Sob chuva, candidato do PSOL critica Paes, que tem 54% nas pesquisas, e afirma que, se eleito, governará 'sem empreiteiras e empresas de ônibus'

ALFREDO JUNQUEIRA / RIO , O Estado de S.Paulo

22 de setembro de 2012 | 03h05

Em comício que lotou a praça diante dos Arcos da Lapa, no centro do Rio, o candidato do PSOL à Prefeitura. , Marcelo Freixo (PSOL), fez fortes críticas ao prefeito Eduardo Paes (PMDB), seu adversário na disputa, e ao governador Sérgio Cabral Filho (PMDB).

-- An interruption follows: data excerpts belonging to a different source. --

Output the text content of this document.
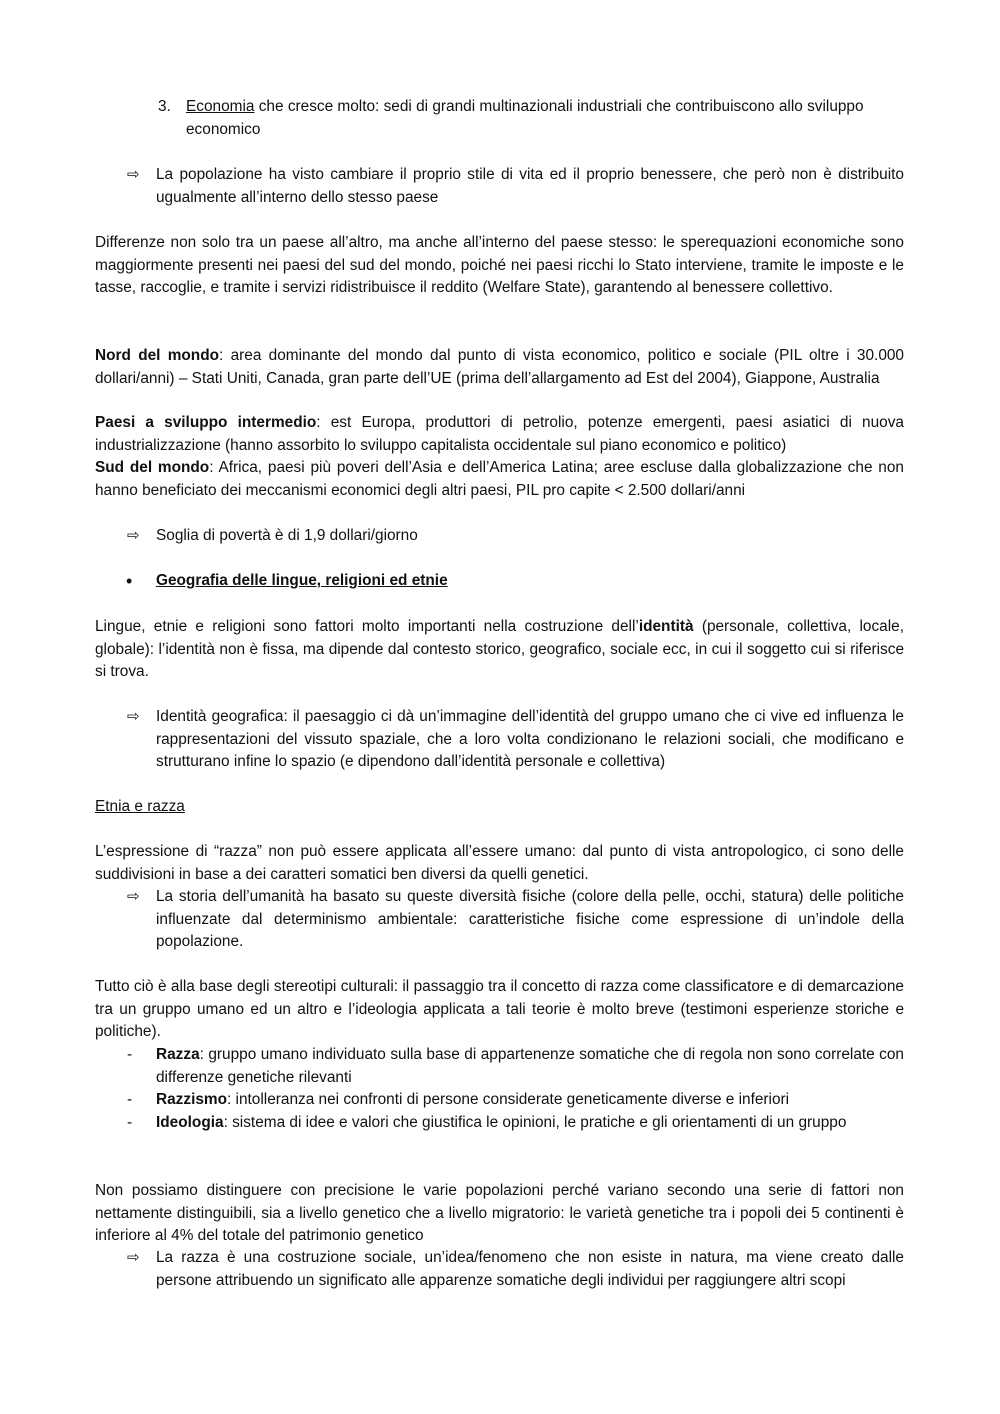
3. Economia che cresce molto: sedi di grandi multinazionali industriali che contribuiscono allo sviluppo economico
⇨	La popolazione ha visto cambiare il proprio stile di vita ed il proprio benessere, che però non è distribuito ugualmente all’interno dello stesso paese
Differenze non solo tra un paese all’altro, ma anche all’interno del paese stesso: le sperequazioni economiche sono maggiormente presenti nei paesi del sud del mondo, poiché nei paesi ricchi lo Stato interviene, tramite le imposte e le tasse, raccoglie, e tramite i servizi ridistribuisce il reddito (Welfare State), garantendo al benessere collettivo.
Nord del mondo: area dominante del mondo dal punto di vista economico, politico e sociale (PIL oltre i 30.000 dollari/anni) – Stati Uniti, Canada, gran parte dell’UE (prima dell’allargamento ad Est del 2004), Giappone, Australia
Paesi a sviluppo intermedio: est Europa, produttori di petrolio, potenze emergenti, paesi asiatici di nuova industrializzazione (hanno assorbito lo sviluppo capitalista occidentale sul piano economico e politico)
Sud del mondo: Africa, paesi più poveri dell’Asia e dell’America Latina; aree escluse dalla globalizzazione che non hanno beneficiato dei meccanismi economici degli altri paesi, PIL pro capite < 2.500 dollari/anni
⇨	Soglia di povertà è di 1,9 dollari/giorno
•	Geografia delle lingue, religioni ed etnie
Lingue, etnie e religioni sono fattori molto importanti nella costruzione dell’identità (personale, collettiva, locale, globale): l’identità non è fissa, ma dipende dal contesto storico, geografico, sociale ecc, in cui il soggetto cui si riferisce si trova.
⇨	Identità geografica: il paesaggio ci dà un’immagine dell’identità del gruppo umano che ci vive ed influenza le rappresentazioni del vissuto spaziale, che a loro volta condizionano le relazioni sociali, che modificano e strutturano infine lo spazio (e dipendono dall’identità personale e collettiva)
Etnia e razza
L’espressione di “razza” non può essere applicata all’essere umano: dal punto di vista antropologico, ci sono delle suddivisioni in base a dei caratteri somatici ben diversi da quelli genetici.
⇨	La storia dell’umanità ha basato su queste diversità fisiche (colore della pelle, occhi, statura) delle politiche influenzate dal determinismo ambientale: caratteristiche fisiche come espressione di un’indole della popolazione.
Tutto ciò è alla base degli stereotipi culturali: il passaggio tra il concetto di razza come classificatore e di demarcazione tra un gruppo umano ed un altro e l’ideologia applicata a tali teorie è molto breve (testimoni esperienze storiche e politiche).
-	Razza: gruppo umano individuato sulla base di appartenenze somatiche che di regola non sono correlate con differenze genetiche rilevanti
-	Razzismo: intolleranza nei confronti di persone considerate geneticamente diverse e inferiori
-	Ideologia: sistema di idee e valori che giustifica le opinioni, le pratiche e gli orientamenti di un gruppo
Non possiamo distinguere con precisione le varie popolazioni perché variano secondo una serie di fattori non nettamente distinguibili, sia a livello genetico che a livello migratorio: le varietà genetiche tra i popoli dei 5 continenti è inferiore al 4% del totale del patrimonio genetico
⇨	La razza è una costruzione sociale, un’idea/fenomeno che non esiste in natura, ma viene creato dalle persone attribuendo un significato alle apparenze somatiche degli individui per raggiungere altri scopi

Acompanhado de Caetano Veloso e de lideranças nacionais do PSOL, Freixo arrancou aplausos ao discursar que não se submeteria aos interesses da empreiteiras e dos empresários de ônibus do Rio, caso seja eleito.

Organizadores calculam que entre 10 mil e 12 mil pessoas, na maioria jovens ou pessoas sem preferência partidária, estavam presentes, apesar da chuva forte que caiu durante o ato. Muitos carregavam faixas e cantavam músicas pedindo segundo turno. Se as eleições fossem hoje, de acordo com as últimas pesquisas, Paes ganharia no primeiro turno com 54%, segundo o Instituto Datafolha. Freixo apareceu em segundo com 18%.

"Essa campanha já entrou para história do Rio. Sabemos que enfrentamos 20 partidos, as empreiteiras e os interesses dos empresários de ônibus", discursou Freixo. "O Rio merece o segundo turno. O próximo prefeito não será um funcionário de empreiteira. Nós queremos Olimpíadas e Copa do Mundo, mas uma cidade que é boa para os grandes eventos tem que ser boa também para quem mora aqui", afirmou. O candidato do PSOL questionou os políticos e partidos aliados a Paes e chegou a questionar a sobrevivência da Câmara Municipal, caso seja eleito.